Anyway, we left the bus terminal on foot and, after a short walk through the park, we came to the main plaza. This plaza was surrounded by gorgeous colonial architecture and had live music (not Indio, but others,) creating an even more pleasant atmosphere. We lingered in the plaza for a bit before proceeding to our hostel. After checking in and resting a bit, we walked to the tourist office to plan what adventures we wanted to set off on. At the tourist office, we found an English girl that we had met at the bus station in Mendoza. She'd been traveling worldwide by herself for months and just arrived in South America a few weeks ago. Unfortunately, she was at the tourist office searching for a place to stay that night. There was a mistake with her reservation and everything in or close to Salta was booked because of the aforementioned Indio fans. After hours of searching, we were about to try and sneak her into our hostel room so she might sleep on the floor, but she ended up staying with the nice girl who worked at the office.

That evening we tried panchos (hot dogs with ridiculous toppings), and sipped Salta cerveza while listening to the live outdoor music in the plaza. I had chimichurri and corn on my hot dog, and Sarah had eggplant sauce and fried potatoes. A variety of musicians played, there were folkloric and tango artists alike. My favorite was a women who sang with a strong, entrancing voice and kept the rhythm with an echoing drum. She told stories and jokes, linking the meaning of the songs together.

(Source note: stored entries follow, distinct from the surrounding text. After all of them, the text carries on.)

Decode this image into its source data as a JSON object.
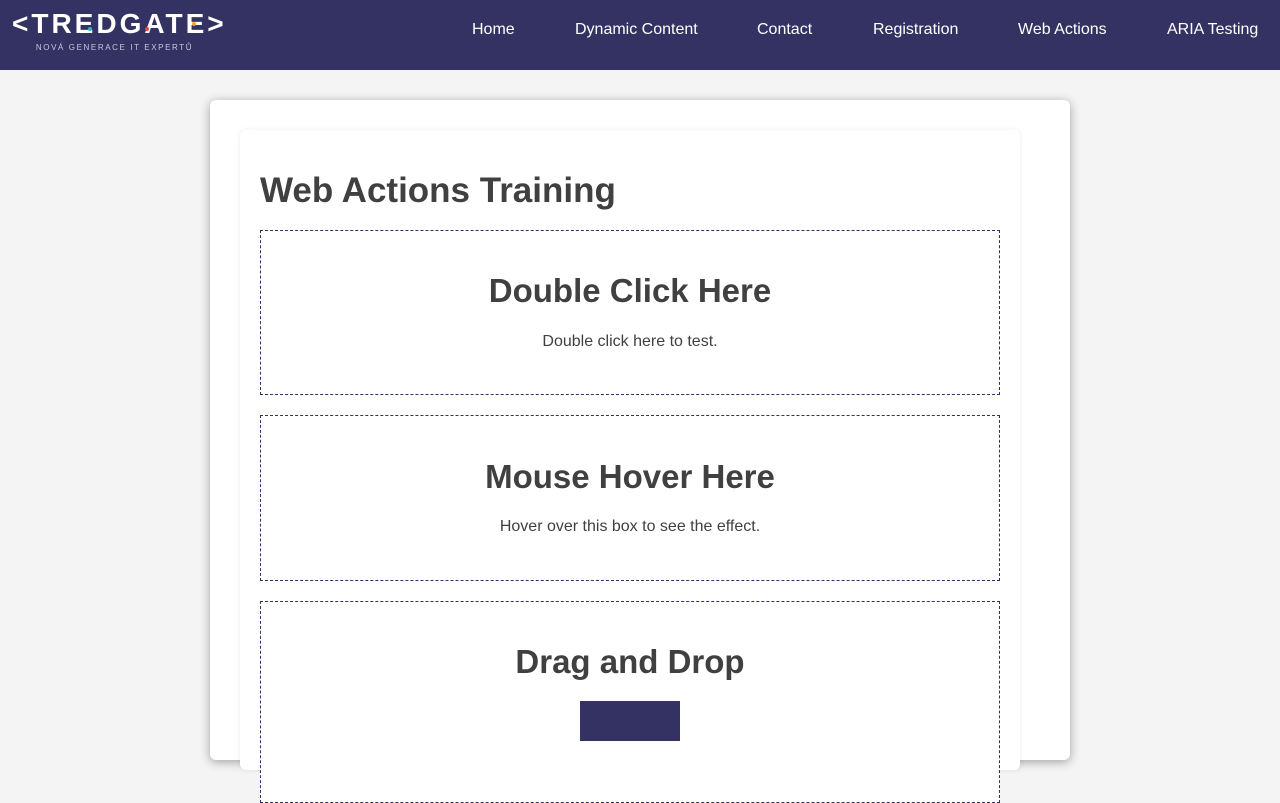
{
  "header": {
    "logo_text": "<TREDGATE>",
    "logo_subtitle": "NOVÁ GENERACE IT EXPERTŮ",
    "nav": [
      {
        "label": "Home"
      },
      {
        "label": "Dynamic Content"
      },
      {
        "label": "Contact"
      },
      {
        "label": "Registration"
      },
      {
        "label": "Web Actions"
      },
      {
        "label": "ARIA Testing"
      }
    ]
  },
  "main": {
    "title": "Web Actions Training",
    "sections": [
      {
        "title": "Double Click Here",
        "text": "Double click here to test."
      },
      {
        "title": "Mouse Hover Here",
        "text": "Hover over this box to see the effect."
      },
      {
        "title": "Drag and Drop"
      }
    ]
  },
  "colors": {
    "brand": "#343262",
    "text": "#404040",
    "background": "#f4f4f4",
    "logo_accents": [
      "#2bb3c8",
      "#e8473c",
      "#f5a623"
    ]
  }
}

Early in the morning we were met by our guide, Rafael, and we set off towards the mountains. Following the path of the Train to the Clouds, we climbed up the gorgeous mountain pass. The Train to the Clouds is the highest altitude train in the world; it was refurbished in 2008 and now runs on Saturdays for tourists:

"The journey on the Tren a las Nubes - Train To the Clouds starts at Salta. It runs through 19 tunnels, over 29 bridges, 13 viaducts, 9 sheds, two loops formed by the railway and several big sewer systems, among them, true and colossal works of art delivered by its creator's imagination, Engineer Richard Fontaine Maury, whose great exploit was to cross the Andes range using the potentials of engineering.

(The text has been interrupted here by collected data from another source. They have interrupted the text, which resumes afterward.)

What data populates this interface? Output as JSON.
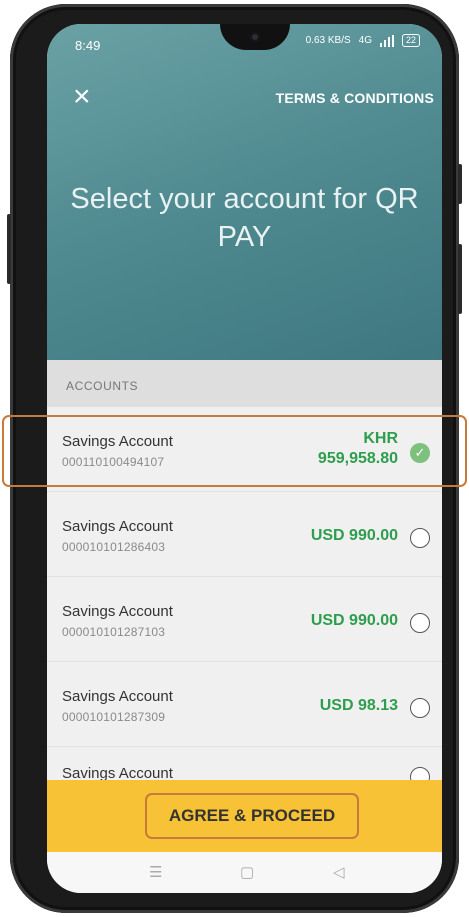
{
  "status": {
    "time": "8:49",
    "data_speed": "0.63 KB/S",
    "network": "4G",
    "battery": "22"
  },
  "header": {
    "close_icon": "×",
    "terms": "TERMS & CONDITIONS",
    "title": "Select your account for QR PAY"
  },
  "section": {
    "label": "ACCOUNTS"
  },
  "accounts": [
    {
      "name": "Savings Account",
      "number": "000110100494107",
      "currency": "KHR",
      "amount": "959,958.80",
      "selected": true
    },
    {
      "name": "Savings Account",
      "number": "000010101286403",
      "balance": "USD 990.00",
      "selected": false
    },
    {
      "name": "Savings Account",
      "number": "000010101287103",
      "balance": "USD 990.00",
      "selected": false
    },
    {
      "name": "Savings Account",
      "number": "000010101287309",
      "balance": "USD 98.13",
      "selected": false
    },
    {
      "name": "Savings Account"
    }
  ],
  "cta": {
    "label": "AGREE & PROCEED"
  },
  "nav": {
    "menu": "☰",
    "home": "▢",
    "back": "◁"
  },
  "colors": {
    "header": "#4f8a90",
    "amount": "#2e9e4e",
    "cta": "#f7c235",
    "highlight": "#c87a3a"
  }
}
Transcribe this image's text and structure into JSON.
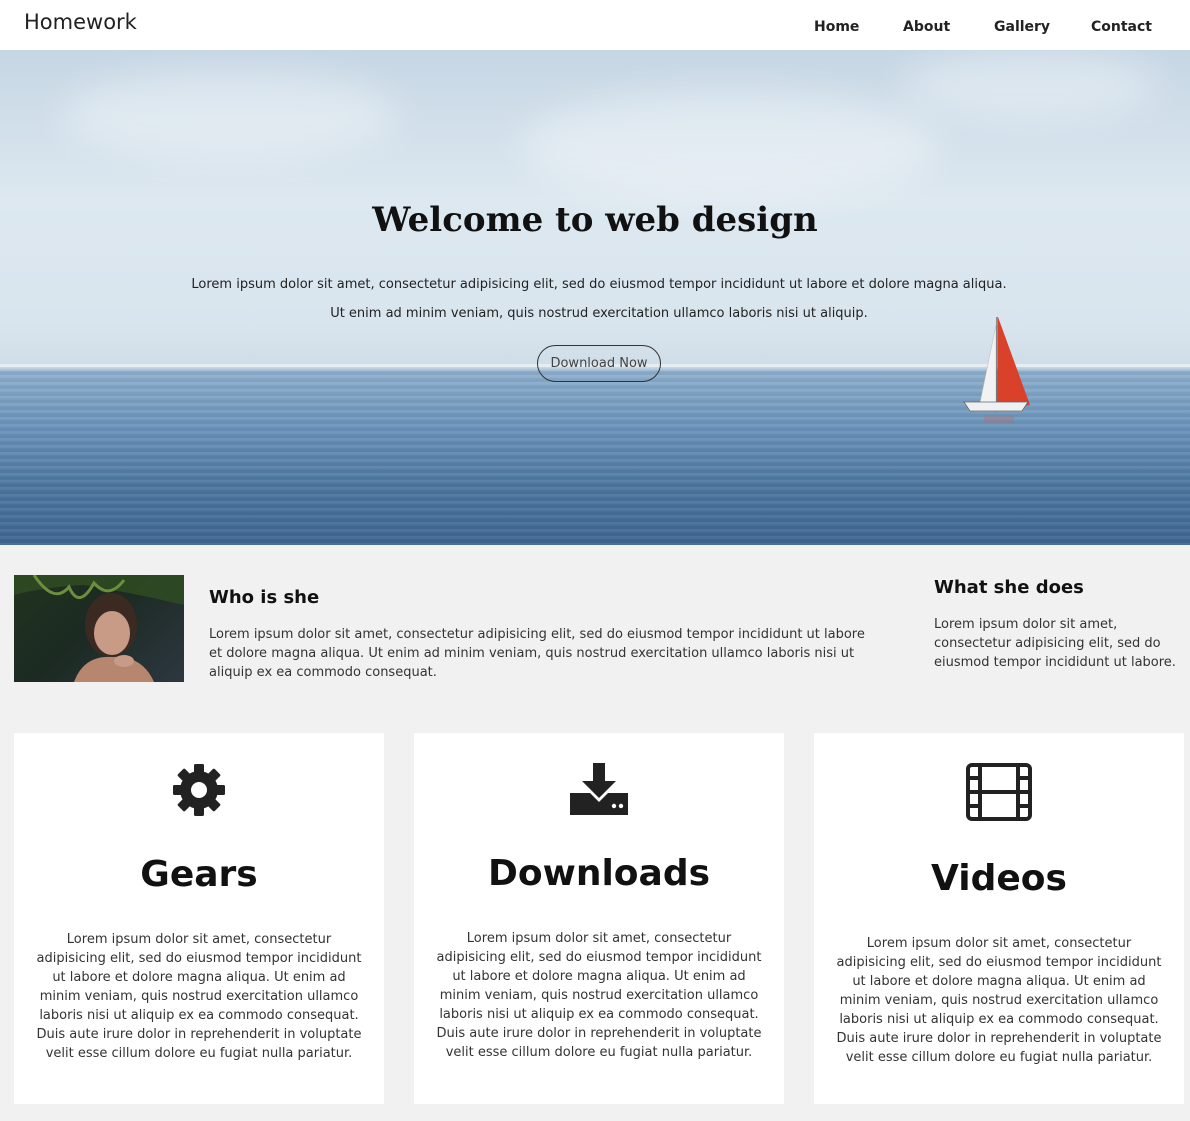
{
  "nav": {
    "brand": "Homework",
    "links": [
      "Home",
      "About",
      "Gallery",
      "Contact"
    ]
  },
  "hero": {
    "title": "Welcome to web design",
    "line1": "Lorem ipsum dolor sit amet, consectetur adipisicing elit, sed do eiusmod tempor incididunt ut labore et dolore magna aliqua.",
    "line2": "Ut enim ad minim veniam, quis nostrud exercitation ullamco laboris nisi ut aliquip.",
    "button": "Download Now"
  },
  "about": {
    "who_title": "Who is she",
    "who_text": "Lorem ipsum dolor sit amet, consectetur adipisicing elit, sed do eiusmod tempor incididunt ut labore et dolore magna aliqua. Ut enim ad minim veniam, quis nostrud exercitation ullamco laboris nisi ut aliquip ex ea commodo consequat.",
    "does_title": "What she does",
    "does_text": "Lorem ipsum dolor sit amet, consectetur adipisicing elit, sed do eiusmod tempor incididunt ut labore."
  },
  "cards": [
    {
      "icon": "gear-icon",
      "title": "Gears",
      "text": "Lorem ipsum dolor sit amet, consectetur adipisicing elit, sed do eiusmod tempor incididunt ut labore et dolore magna aliqua. Ut enim ad minim veniam, quis nostrud exercitation ullamco laboris nisi ut aliquip ex ea commodo consequat. Duis aute irure dolor in reprehenderit in voluptate velit esse cillum dolore eu fugiat nulla pariatur."
    },
    {
      "icon": "download-icon",
      "title": "Downloads",
      "text": "Lorem ipsum dolor sit amet, consectetur adipisicing elit, sed do eiusmod tempor incididunt ut labore et dolore magna aliqua. Ut enim ad minim veniam, quis nostrud exercitation ullamco laboris nisi ut aliquip ex ea commodo consequat. Duis aute irure dolor in reprehenderit in voluptate velit esse cillum dolore eu fugiat nulla pariatur."
    },
    {
      "icon": "film-icon",
      "title": "Videos",
      "text": "Lorem ipsum dolor sit amet, consectetur adipisicing elit, sed do eiusmod tempor incididunt ut labore et dolore magna aliqua. Ut enim ad minim veniam, quis nostrud exercitation ullamco laboris nisi ut aliquip ex ea commodo consequat. Duis aute irure dolor in reprehenderit in voluptate velit esse cillum dolore eu fugiat nulla pariatur."
    }
  ],
  "colors": {
    "page_bg": "#f1f1f1",
    "card_bg": "#ffffff",
    "text": "#111111",
    "sail": "#d9412a"
  }
}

The Train To The Clouds began its travels on June 16, 1972. It uses no racks, so the single power of the diesel engine locomotive pulls the ten wagons that make it up. Comprising a Diesel locomotive, a wagon equipped with a medical post and informative central booth, a restaurant wagon, a bar wagon, and seven other wagons with first class seats, making up a total capacity of 520 passengers."

Then we came to some pre-incan ruins, which were basically multiple squares of stacked stones. As humble as they were, it is amazing to think how long they have stayed there. Further down the road, we ate lunch in San Antonio de Los Cobres, an isolated mining town. This area is generally rich in mined resources: salt, borax and copper, amongst others. Almost everyone ate milanesa de llama. Llama meat is typical to Northern Argentina, and it is delicious. It is extremely low in fat but still moist and tender. They say that it is also very nutricious.

A long and bumpy road took us to Las Salinas Grandes...which means miles and miles of salt flats! It was a fun place to visit. The salt here cannot be used as table salt because it lacks iodine, but I tasted it and it was good-tasting salt! Underneath the salt is an underground lake and the salt is collected in pools. There are multiple rows of these pools, the water in them is a beautiful light blue color and the salt inside the pool looks like ice.